Für Mateo beginnt alles mit einem brutalen Aufnahmeritual. Dass auf dem Weg zum voll akzeptierten Gangmitglied zwei weitere Prüfungen folgen sollen, erfährt der Protagonist – wie alle Darsteller ein Laie aus dem Dorf – erst später. Die letzte Prüfung, der Mord, der ihn endgültig und unlösbar in das Netz der Gewalt einbinden soll, verweigert Mateo – und entscheidet sich für einen anderen Weg.
„Los Àngeles“ zeigt eine raue Wirklichkeit.
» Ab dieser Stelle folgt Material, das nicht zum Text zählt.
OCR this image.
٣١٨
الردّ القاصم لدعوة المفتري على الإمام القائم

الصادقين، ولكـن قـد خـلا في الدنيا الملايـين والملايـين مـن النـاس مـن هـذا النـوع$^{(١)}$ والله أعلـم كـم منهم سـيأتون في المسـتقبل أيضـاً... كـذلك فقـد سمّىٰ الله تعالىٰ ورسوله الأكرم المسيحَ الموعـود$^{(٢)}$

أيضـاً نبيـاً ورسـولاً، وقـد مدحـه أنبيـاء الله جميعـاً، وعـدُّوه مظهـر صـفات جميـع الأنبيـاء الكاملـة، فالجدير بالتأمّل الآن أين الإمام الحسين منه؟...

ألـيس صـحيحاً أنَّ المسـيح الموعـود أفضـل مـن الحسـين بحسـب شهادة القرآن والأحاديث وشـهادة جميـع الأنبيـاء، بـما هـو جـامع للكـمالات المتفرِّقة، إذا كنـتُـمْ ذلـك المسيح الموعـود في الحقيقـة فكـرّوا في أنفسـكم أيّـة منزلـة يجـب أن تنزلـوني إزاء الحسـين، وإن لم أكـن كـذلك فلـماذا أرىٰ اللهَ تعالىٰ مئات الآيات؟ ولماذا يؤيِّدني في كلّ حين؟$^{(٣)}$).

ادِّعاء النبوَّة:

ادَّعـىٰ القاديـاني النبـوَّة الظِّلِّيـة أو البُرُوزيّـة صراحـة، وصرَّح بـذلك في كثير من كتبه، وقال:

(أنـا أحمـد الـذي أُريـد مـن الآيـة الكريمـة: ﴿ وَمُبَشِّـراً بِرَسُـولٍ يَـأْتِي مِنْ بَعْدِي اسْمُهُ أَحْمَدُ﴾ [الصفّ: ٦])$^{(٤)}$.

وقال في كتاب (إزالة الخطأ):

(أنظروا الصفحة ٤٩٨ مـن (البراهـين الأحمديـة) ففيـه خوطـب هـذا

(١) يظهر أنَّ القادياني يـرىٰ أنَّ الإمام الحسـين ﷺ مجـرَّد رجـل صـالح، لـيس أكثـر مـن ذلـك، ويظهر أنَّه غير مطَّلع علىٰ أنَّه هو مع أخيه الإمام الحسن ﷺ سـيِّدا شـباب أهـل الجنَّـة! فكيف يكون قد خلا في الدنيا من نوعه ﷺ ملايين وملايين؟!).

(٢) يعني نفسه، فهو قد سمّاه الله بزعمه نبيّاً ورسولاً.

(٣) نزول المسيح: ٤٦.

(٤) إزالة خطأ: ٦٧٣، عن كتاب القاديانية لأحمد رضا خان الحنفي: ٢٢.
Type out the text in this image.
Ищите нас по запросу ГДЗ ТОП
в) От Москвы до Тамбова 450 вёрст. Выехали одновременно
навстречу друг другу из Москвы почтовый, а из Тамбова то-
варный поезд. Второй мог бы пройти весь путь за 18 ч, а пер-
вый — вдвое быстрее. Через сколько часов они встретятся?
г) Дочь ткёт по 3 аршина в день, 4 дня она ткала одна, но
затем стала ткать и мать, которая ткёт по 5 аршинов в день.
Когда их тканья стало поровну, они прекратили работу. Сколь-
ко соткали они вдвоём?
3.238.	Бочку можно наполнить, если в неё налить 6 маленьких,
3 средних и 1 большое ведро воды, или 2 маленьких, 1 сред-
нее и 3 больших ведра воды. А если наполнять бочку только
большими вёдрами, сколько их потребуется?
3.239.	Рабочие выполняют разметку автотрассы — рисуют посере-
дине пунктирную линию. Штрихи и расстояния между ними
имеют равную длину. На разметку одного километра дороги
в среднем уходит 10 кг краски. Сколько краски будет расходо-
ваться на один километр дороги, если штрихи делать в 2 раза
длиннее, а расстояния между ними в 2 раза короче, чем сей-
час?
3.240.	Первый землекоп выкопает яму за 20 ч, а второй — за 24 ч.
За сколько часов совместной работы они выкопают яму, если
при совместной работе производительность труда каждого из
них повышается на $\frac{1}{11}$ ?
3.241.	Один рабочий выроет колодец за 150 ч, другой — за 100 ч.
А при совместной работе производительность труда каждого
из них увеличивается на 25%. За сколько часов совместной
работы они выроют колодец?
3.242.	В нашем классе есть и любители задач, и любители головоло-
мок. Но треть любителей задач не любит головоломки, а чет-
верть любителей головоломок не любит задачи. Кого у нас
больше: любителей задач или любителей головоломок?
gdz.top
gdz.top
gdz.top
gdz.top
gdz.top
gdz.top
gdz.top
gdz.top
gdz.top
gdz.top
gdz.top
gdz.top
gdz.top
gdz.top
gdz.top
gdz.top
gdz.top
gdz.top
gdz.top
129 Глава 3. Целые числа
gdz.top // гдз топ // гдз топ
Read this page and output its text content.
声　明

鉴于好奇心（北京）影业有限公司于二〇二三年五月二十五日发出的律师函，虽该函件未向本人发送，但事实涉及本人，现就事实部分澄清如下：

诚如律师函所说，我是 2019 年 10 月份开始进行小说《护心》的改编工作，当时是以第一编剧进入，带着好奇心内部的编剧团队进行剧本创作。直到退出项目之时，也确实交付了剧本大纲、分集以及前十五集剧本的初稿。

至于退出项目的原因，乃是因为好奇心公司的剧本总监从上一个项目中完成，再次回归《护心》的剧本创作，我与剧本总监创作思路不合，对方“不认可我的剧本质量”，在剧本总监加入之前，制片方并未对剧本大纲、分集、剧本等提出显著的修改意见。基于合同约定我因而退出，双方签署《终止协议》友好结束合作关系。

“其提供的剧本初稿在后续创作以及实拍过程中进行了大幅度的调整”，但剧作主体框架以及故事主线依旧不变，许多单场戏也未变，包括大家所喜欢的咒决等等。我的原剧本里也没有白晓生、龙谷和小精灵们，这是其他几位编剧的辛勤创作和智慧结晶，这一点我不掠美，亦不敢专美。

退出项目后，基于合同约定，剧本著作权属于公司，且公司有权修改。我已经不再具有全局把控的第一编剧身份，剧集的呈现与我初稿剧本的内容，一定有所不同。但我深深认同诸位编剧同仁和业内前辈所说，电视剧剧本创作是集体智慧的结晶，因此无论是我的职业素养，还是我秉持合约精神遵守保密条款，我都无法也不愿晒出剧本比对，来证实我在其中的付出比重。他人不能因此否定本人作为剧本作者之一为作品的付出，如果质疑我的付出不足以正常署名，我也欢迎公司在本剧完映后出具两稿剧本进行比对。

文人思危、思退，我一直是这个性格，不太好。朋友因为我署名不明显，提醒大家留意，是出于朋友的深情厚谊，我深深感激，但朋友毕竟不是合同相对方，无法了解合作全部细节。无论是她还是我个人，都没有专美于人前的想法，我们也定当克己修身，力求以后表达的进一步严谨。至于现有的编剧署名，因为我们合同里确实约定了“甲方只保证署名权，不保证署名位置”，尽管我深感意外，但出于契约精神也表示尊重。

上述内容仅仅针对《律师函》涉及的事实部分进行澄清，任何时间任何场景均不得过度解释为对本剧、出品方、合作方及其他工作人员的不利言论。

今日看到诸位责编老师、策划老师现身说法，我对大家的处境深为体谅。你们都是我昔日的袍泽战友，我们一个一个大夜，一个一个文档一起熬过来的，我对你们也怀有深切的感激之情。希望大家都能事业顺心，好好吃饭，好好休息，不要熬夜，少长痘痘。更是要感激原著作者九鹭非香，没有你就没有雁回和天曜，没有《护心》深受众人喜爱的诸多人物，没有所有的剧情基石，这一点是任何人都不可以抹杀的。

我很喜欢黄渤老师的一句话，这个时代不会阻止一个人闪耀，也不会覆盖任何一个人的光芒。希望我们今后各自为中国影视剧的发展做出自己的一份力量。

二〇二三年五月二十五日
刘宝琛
Dass Haper mit Handkamera gedreht hat, verstärkt das Rohe noch – die düsteren Bilder verstärken das Gefühl ständiger Bedrohung. Wobei der Regisseur, wie er erklärte, damit dem Film auch eine eigene Handschrift geben wollte.
Die Tiefe des Films, seine Wucht, rührt aber vor allem aus der Zeit, bevor überhaupt gedreht wurde. Denn Damian John Harper kennt sehr genau, was er abbildet. Bereits 2001 hatte der Amerikaner als Ethnologe in Santa Anna del Valle, jenem Dorf im Norden Mexicos, aus dem die Figur Mateo kommt, fast ein Jahr gearbeitet. Als er 2012 mit der Idee für den Film zurückkehrte, erleichterte ihm nicht nur die Freundschaft zu den Bewohnern, sondern auch seine Vertrautheit mit den dörflichen Strukturen die Arbeit: Alle entscheidenden Komitees – vom Gemeinderat über die Kirchenvertreter bis zum Rodeo-Komitee – stimmten zu, als er um die Erlaubnis für sein Vorhaben bat.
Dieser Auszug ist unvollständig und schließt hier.